Hourglass

141 11 0
                                    




"Mengingat mimpi?" Mata sipit itu membola.

"Iya...." Seokjin tertawa kecil mengusap tengkuknya.
"Aku bermimpi buruk malam tadi tapi tidak bisa mengingatnya"

"Apa yang kau rasakan saat bangun?" Jimin bersandar pada bangku dengan tangan masih memainkan penanya di atas meja.

"Sesak...." Tawanya semakin terdengar jelas.
"Karena aku terlungkup dan wajahku tertutup bantal"

"Ah.......kau bodoh, Seokjin" Pria itu ikut tergelak dan kembali menegakkan tubuhnya.

"Tapi......"

"Kau baik-baik saja kan? Maksudku...."
"Kau tidak sedang merasa tertekan atau sedih?"

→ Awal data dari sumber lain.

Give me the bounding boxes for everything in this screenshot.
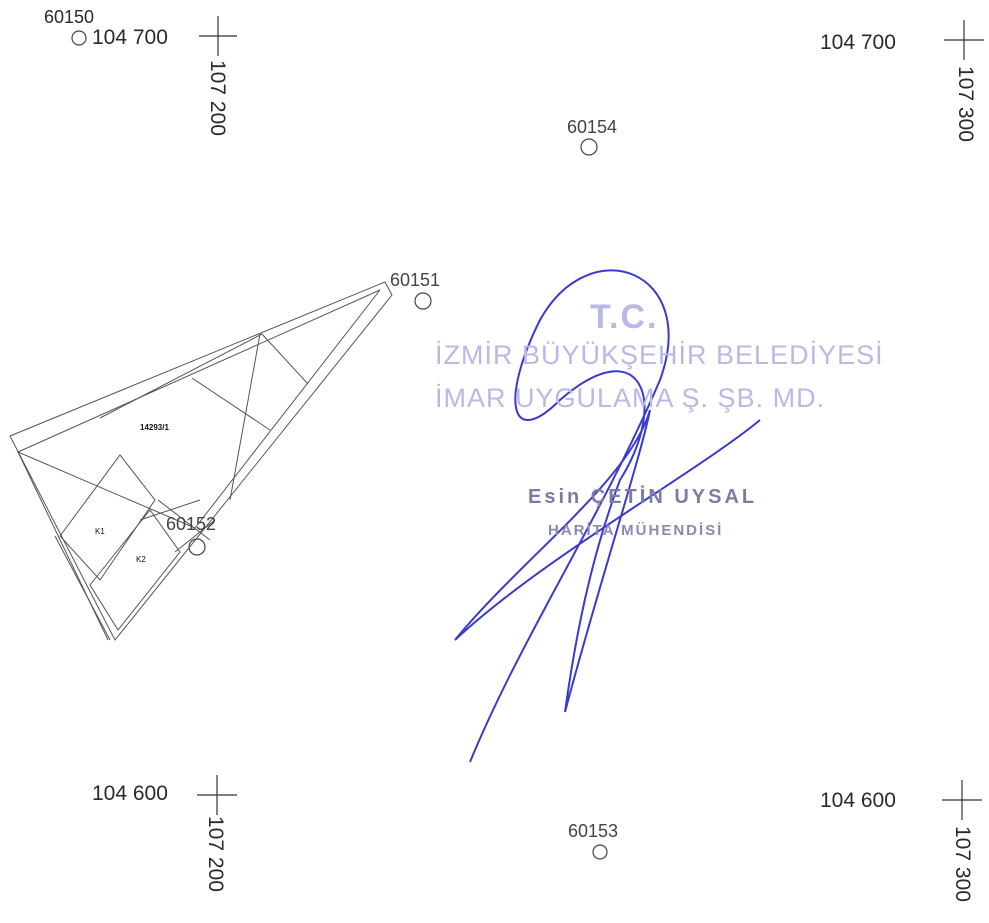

"Kau mengira aku berniat mengakhiri hidupku, Jimin?" Bergantian, Seokjin menyandarkan punggungnya seraya terkekeh pelan.

Mata kecil itu menatapnya serius.

"Tidak.....tidak, Jimin...."
"Aku tidak memiliki keberanian untuk itu" Dengus senyum berhembus singkat dari bibirnya.




"Aku mendengar suaramu...." Seokjin menenggelamkan seluruh tubuhnya dalam busa putih bertabur kelopak ungu dan merah.
"Sama seperti hari-hari sebelumnya"

"Tapi aku tidak bisa mengingat namamu, rupamu, apa pesan yang ingin kau sampaikan...."
"Aku bahkan tidak ingat apa yang terjadi"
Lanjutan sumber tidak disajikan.